In factories reliant on manual labour, the workers are more prone to accidents and mistakes which delay the production process and add to expenses in making amends and damage control.

This not only contributes to the expenses of the companies but deals with legal issues as well. However, a production system based on automation and machines has the potential to reduce workplace accidents and address security concerns along with ensuring quality goods made domestically in a more time efficient manner.

The government of a country is also benefited by investing in automation through providing subsidiaries for maintenance of the equipment.

It further incentivises companies to cater to domestic needs and resources and as a result, increase the market competition.

The maintenance and care which goes into the smooth functioning of machines would be an expenditure made once or twice a year by the government and still give a profit higher than offshoring.

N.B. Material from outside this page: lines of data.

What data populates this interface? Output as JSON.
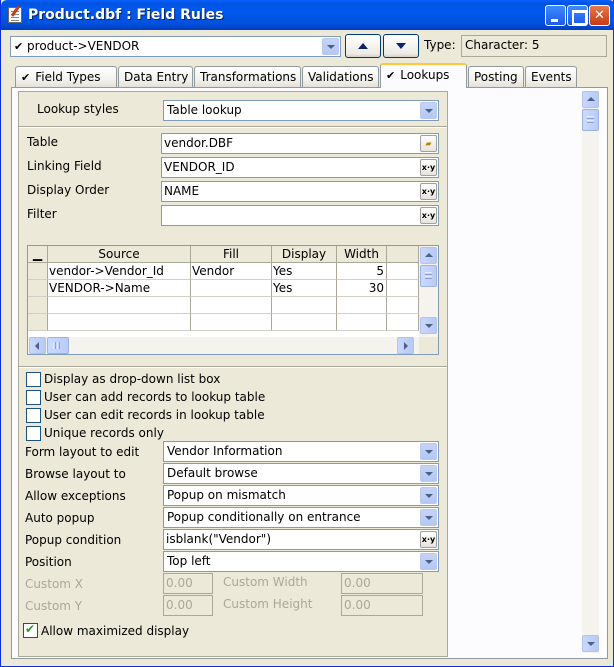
{
  "window": {
    "title": "Product.dbf : Field Rules"
  },
  "field_selector": {
    "value": "product->VENDOR"
  },
  "type": {
    "label": "Type:",
    "value": "Character: 5"
  },
  "tabs": [
    {
      "label": "Field Types",
      "checked": true
    },
    {
      "label": "Data Entry",
      "checked": false
    },
    {
      "label": "Transformations",
      "checked": false
    },
    {
      "label": "Validations",
      "checked": false
    },
    {
      "label": "Lookups",
      "checked": true,
      "active": true
    },
    {
      "label": "Posting",
      "checked": false
    },
    {
      "label": "Events",
      "checked": false
    }
  ],
  "lookup_styles": {
    "label": "Lookup styles",
    "value": "Table lookup"
  },
  "table": {
    "label": "Table",
    "value": "vendor.DBF"
  },
  "linking_field": {
    "label": "Linking Field",
    "value": "VENDOR_ID"
  },
  "display_order": {
    "label": "Display Order",
    "value": "NAME"
  },
  "filter": {
    "label": "Filter",
    "value": ""
  },
  "grid": {
    "headers": [
      "Source",
      "Fill",
      "Display",
      "Width"
    ],
    "rows": [
      {
        "source": "vendor->Vendor_Id",
        "fill": "Vendor",
        "display": "Yes",
        "width": "5"
      },
      {
        "source": "VENDOR->Name",
        "fill": "",
        "display": "Yes",
        "width": "30"
      }
    ]
  },
  "options": {
    "dropdown": "Display as drop-down list box",
    "can_add": "User can add records to lookup table",
    "can_edit": "User can edit records in lookup table",
    "unique_only": "Unique records only"
  },
  "form_layout": {
    "label": "Form layout to edit",
    "value": "Vendor Information"
  },
  "browse_layout": {
    "label": "Browse layout to",
    "value": "Default browse"
  },
  "allow_exceptions": {
    "label": "Allow exceptions",
    "value": "Popup on mismatch"
  },
  "auto_popup": {
    "label": "Auto popup",
    "value": "Popup conditionally on entrance"
  },
  "popup_condition": {
    "label": "Popup condition",
    "value": "isblank(\"Vendor\")"
  },
  "position": {
    "label": "Position",
    "value": "Top left"
  },
  "custom": {
    "x_label": "Custom X",
    "x_value": "0.00",
    "y_label": "Custom Y",
    "y_value": "0.00",
    "width_label": "Custom Width",
    "width_value": "0.00",
    "height_label": "Custom Height",
    "height_value": "0.00"
  },
  "allow_maximized": {
    "label": "Allow maximized display",
    "checked": true
  },
  "icons": {
    "expression_builder": "x·y",
    "folder": "folder-open-icon"
  },
  "colors": {
    "title_bar": "#0054e3",
    "window_bg": "#ece9d8",
    "active_tab_accent": "#ffc83c"
  }
}
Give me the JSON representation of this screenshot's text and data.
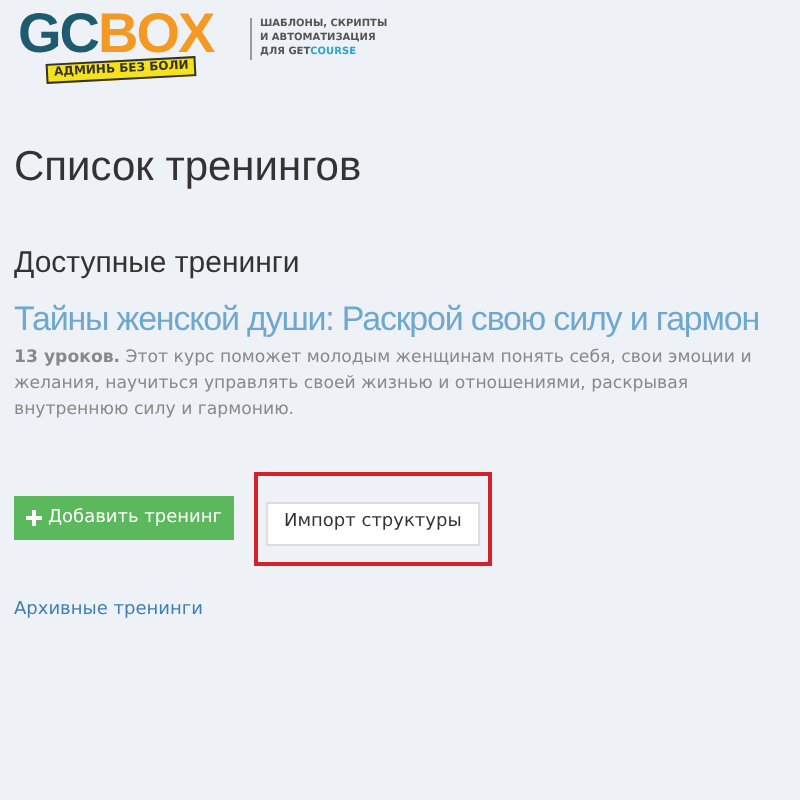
{
  "logo": {
    "mark_left": "GC",
    "mark_right": "BOX",
    "ribbon": "АДМИНЬ БЕЗ БОЛИ",
    "tagline_lines": [
      "ШАБЛОНЫ, СКРИПТЫ",
      "И АВТОМАТИЗАЦИЯ"
    ],
    "tagline_last": "ДЛЯ GET",
    "tagline_brand": "COURSE"
  },
  "page_title": "Список тренингов",
  "section_title": "Доступные тренинги",
  "trainings": [
    {
      "title": "Тайны женской души: Раскрой свою силу и гармон",
      "description": "**13 уроков.** Этот курс поможет молодым женщинам понять себя, свои эмоции и желания, научиться управлять своей жизнью и отношениями, раскрывая внутреннюю силу и гармонию."
    }
  ],
  "buttons": [
    {
      "kind": "primary",
      "label": "Добавить тренинг",
      "highlighted": false
    },
    {
      "kind": "default",
      "label": "Импорт структуры",
      "highlighted": true
    }
  ],
  "archive_link": "Архивные тренинги"
}
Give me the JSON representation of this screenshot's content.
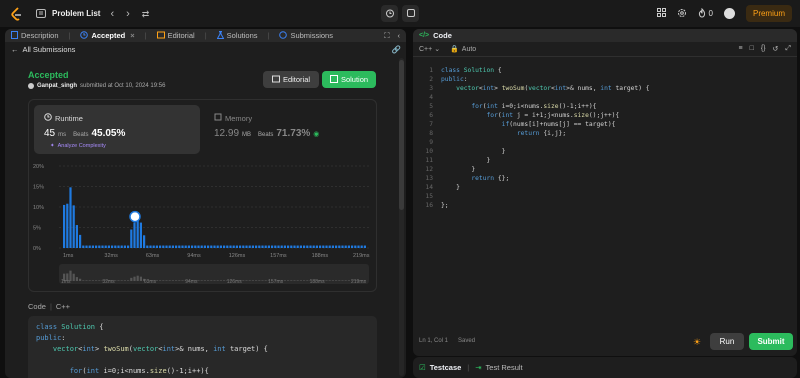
{
  "topbar": {
    "problem_list_label": "Problem List",
    "coins": "0",
    "premium_label": "Premium"
  },
  "left_tabs": [
    {
      "label": "Description",
      "icon": "description-icon"
    },
    {
      "label": "Accepted",
      "icon": "clock-icon"
    },
    {
      "label": "Editorial",
      "icon": "book-icon"
    },
    {
      "label": "Solutions",
      "icon": "flask-icon"
    },
    {
      "label": "Submissions",
      "icon": "history-icon"
    }
  ],
  "submission": {
    "back_label": "All Submissions",
    "status": "Accepted",
    "user": "Ganpat_singh",
    "submitted_text": "submitted at Oct 10, 2024 19:56",
    "editorial_btn": "Editorial",
    "solution_btn": "Solution",
    "runtime_title": "Runtime",
    "runtime_value": "45",
    "runtime_unit": "ms",
    "runtime_beats_label": "Beats",
    "runtime_beats": "45.05%",
    "analyze_label": "Analyze Complexity",
    "memory_title": "Memory",
    "memory_value": "12.99",
    "memory_unit": "MB",
    "memory_beats_label": "Beats",
    "memory_beats": "71.73%",
    "code_label": "Code",
    "code_lang": "C++"
  },
  "chart_data": {
    "type": "bar",
    "y_ticks": [
      "20%",
      "15%",
      "10%",
      "5%",
      "0%"
    ],
    "ylim": [
      0,
      20
    ],
    "x_ticks": [
      "1ms",
      "32ms",
      "63ms",
      "94ms",
      "126ms",
      "157ms",
      "188ms",
      "219ms"
    ],
    "values": [
      10.5,
      10.8,
      14.8,
      10.4,
      5.6,
      3.2,
      0.6,
      0.6,
      0.6,
      0.6,
      0.6,
      0.6,
      0.6,
      0.6,
      0.6,
      0.6,
      0.6,
      0.6,
      0.6,
      0.6,
      0.6,
      4.5,
      6.2,
      7.6,
      6.2,
      3.1,
      0.6,
      0.6,
      0.6,
      0.6,
      0.6,
      0.6,
      0.6,
      0.6,
      0.6,
      0.6,
      0.6,
      0.6,
      0.6,
      0.6,
      0.6,
      0.6,
      0.6,
      0.6,
      0.6,
      0.6,
      0.6,
      0.6,
      0.6,
      0.6,
      0.6,
      0.6,
      0.6,
      0.6,
      0.6,
      0.6,
      0.6,
      0.6,
      0.6,
      0.6,
      0.6,
      0.6,
      0.6,
      0.6,
      0.6,
      0.6,
      0.6,
      0.6,
      0.6,
      0.6,
      0.6,
      0.6,
      0.6,
      0.6,
      0.6,
      0.6,
      0.6,
      0.6,
      0.6,
      0.6,
      0.6,
      0.6,
      0.6,
      0.6,
      0.6,
      0.6,
      0.6,
      0.6,
      0.6,
      0.6,
      0.6,
      0.6,
      0.6,
      0.6,
      0.6
    ],
    "highlight_index": 22,
    "bar_color": "#1f7ae0",
    "mini_ticks": [
      "1ms",
      "32ms",
      "63ms",
      "94ms",
      "126ms",
      "157ms",
      "188ms",
      "219ms"
    ]
  },
  "left_code": [
    "class Solution {",
    "public:",
    "    vector<int> twoSum(vector<int>& nums, int target) {",
    "",
    "        for(int i=0;i<nums.size()-1;i++){"
  ],
  "editor": {
    "title": "Code",
    "language": "C++",
    "auto_label": "Auto",
    "lines": [
      "class Solution {",
      "public:",
      "    vector<int> twoSum(vector<int>& nums, int target) {",
      "",
      "        for(int i=0;i<nums.size()-1;i++){",
      "            for(int j = i+1;j<nums.size();j++){",
      "                if(nums[i]+nums[j] == target){",
      "                    return {i,j};",
      "",
      "                }",
      "            }",
      "        }",
      "        return {};",
      "    }",
      "",
      "};"
    ],
    "cursor_pos": "Ln 1, Col 1",
    "saved_label": "Saved",
    "run_label": "Run",
    "submit_label": "Submit"
  },
  "bottom_tabs": {
    "testcase": "Testcase",
    "test_result": "Test Result"
  }
}
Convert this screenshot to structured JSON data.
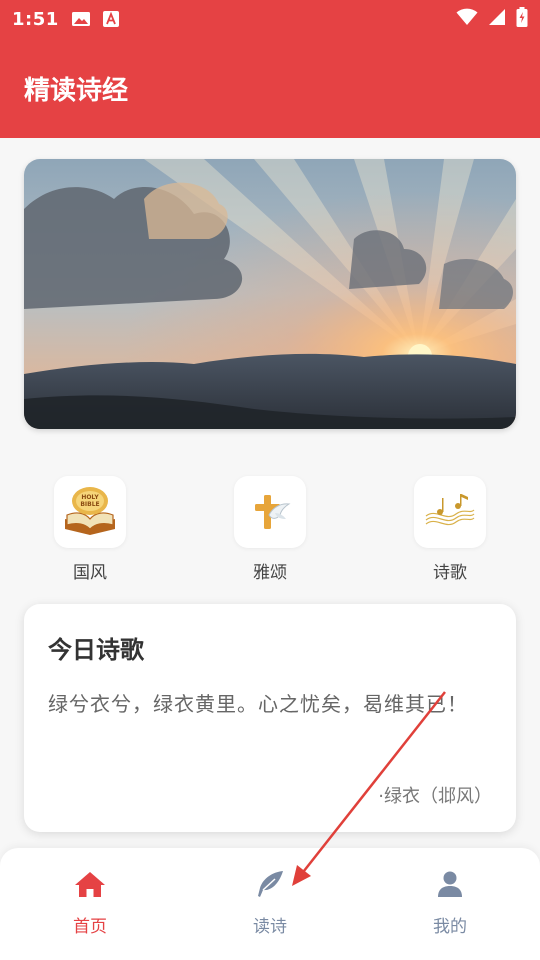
{
  "status_bar": {
    "time": "1:51",
    "icons": [
      "image-icon",
      "text-a-icon",
      "wifi-icon",
      "signal-icon",
      "battery-charging-icon"
    ]
  },
  "app_bar": {
    "title": "精读诗经"
  },
  "banner": {
    "icon": "sunrise-banner-image"
  },
  "categories": [
    {
      "label": "国风",
      "icon": "bible-book-icon"
    },
    {
      "label": "雅颂",
      "icon": "cross-dove-icon"
    },
    {
      "label": "诗歌",
      "icon": "music-notes-icon"
    }
  ],
  "daily_poem": {
    "title": "今日诗歌",
    "text": "绿兮衣兮，绿衣黄里。心之忧矣，曷维其已！",
    "source": "·绿衣（邶风）"
  },
  "tab_bar": {
    "tabs": [
      {
        "label": "首页",
        "icon": "home-icon",
        "active": true
      },
      {
        "label": "读诗",
        "icon": "feather-icon",
        "active": false
      },
      {
        "label": "我的",
        "icon": "person-icon",
        "active": false
      }
    ]
  },
  "colors": {
    "primary": "#e54244",
    "tab_inactive": "#7a8aa3",
    "text_dark": "#333333",
    "text_muted": "#666666"
  }
}
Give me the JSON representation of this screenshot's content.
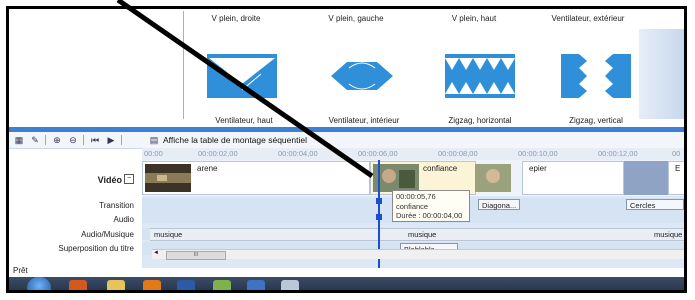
{
  "transitions": {
    "top_labels": [
      "V plein, droite",
      "V plein, gauche",
      "V plein, haut",
      "Ventilateur, extérieur"
    ],
    "bottom_labels": [
      "Ventilateur, haut",
      "Ventilateur, intérieur",
      "Zigzag, horizontal",
      "Zigzag, vertical"
    ]
  },
  "toolbar": {
    "storyboard_text": "Affiche la table de montage séquentiel"
  },
  "ruler": {
    "ticks": [
      "00:00",
      "00:00:02,00",
      "00:00:04,00",
      "00:00:06,00",
      "00:00:08,00",
      "00:00:10,00",
      "00:00:12,00",
      "00"
    ]
  },
  "tracks": {
    "labels": {
      "video": "Vidéo",
      "transition": "Transition",
      "audio": "Audio",
      "audio_music": "Audio/Musique",
      "title_overlay": "Superposition du titre"
    },
    "video_clips": [
      "arene",
      "confiance",
      "epier",
      "E"
    ],
    "transitions": [
      "Diagona...",
      "Cercles"
    ],
    "music_segments": [
      "musique",
      "musique",
      "musique"
    ],
    "title_clip": "Blablabla"
  },
  "tooltip": {
    "time": "00:00:05,76",
    "clip": "confiance",
    "duration": "Durée : 00:00:04,00"
  },
  "scrollbar": {
    "grip": "III",
    "left_arrow": "◄"
  },
  "status": {
    "text": "Prêt"
  },
  "colors": {
    "accent": "#3d7fd3",
    "playhead": "#1a4fd0",
    "transition_thumb": "#2f8fd8"
  }
}
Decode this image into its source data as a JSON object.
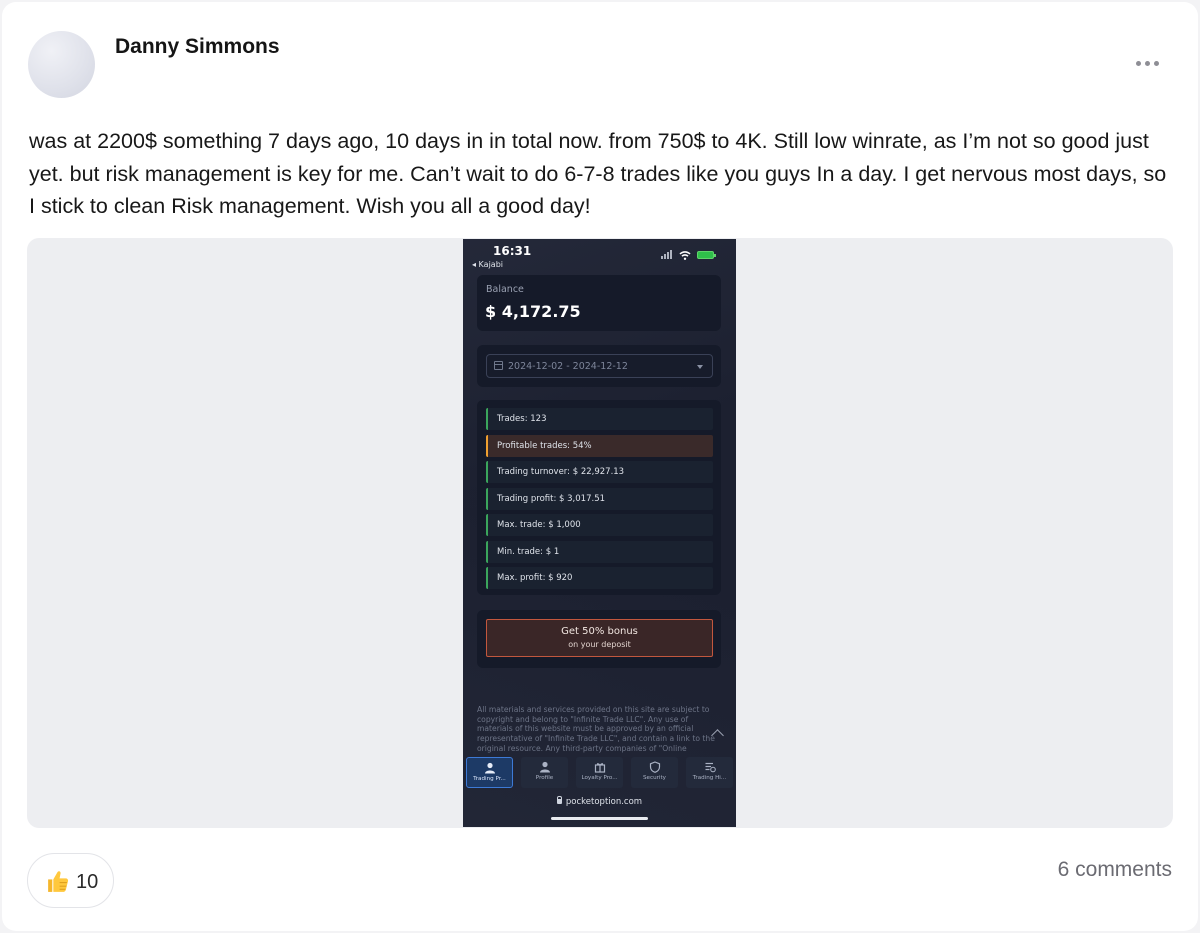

Lastly, in such countries where the labour is cheap, workers are often exploited and required to work in unsafe and hazardous conditions by risking their own lives.

Offshoring Systems

Offshoring promotes such insecure and unfair systems where the middleman is mostly benefited as the workers themselves only receive the bare minimum wage.

Even though automation would take away this scope for income, it would eliminate the dangerous working environment which endangers the lives of the workers in the first place.

As a result, these workers would have to find vocational jobs or other sustainable employment which would provide safer working conditions.

The initial investment might seem larger compared to that to the offshoring procedure but the overall outcome of automation would result into a more time and cost-efficient mechanism which would benefit the company’s profit and market sales in the long run.

Plus, it can be assumed that in places where the labour is cheap, as the workers become more and more skilled is a particular process of production, that the price of labour will increase gradually.

Rather than investing in a short-term cost-effective mechanism, it would be more beneficial to invest generously in a technology which would sustain profit maximization for decades.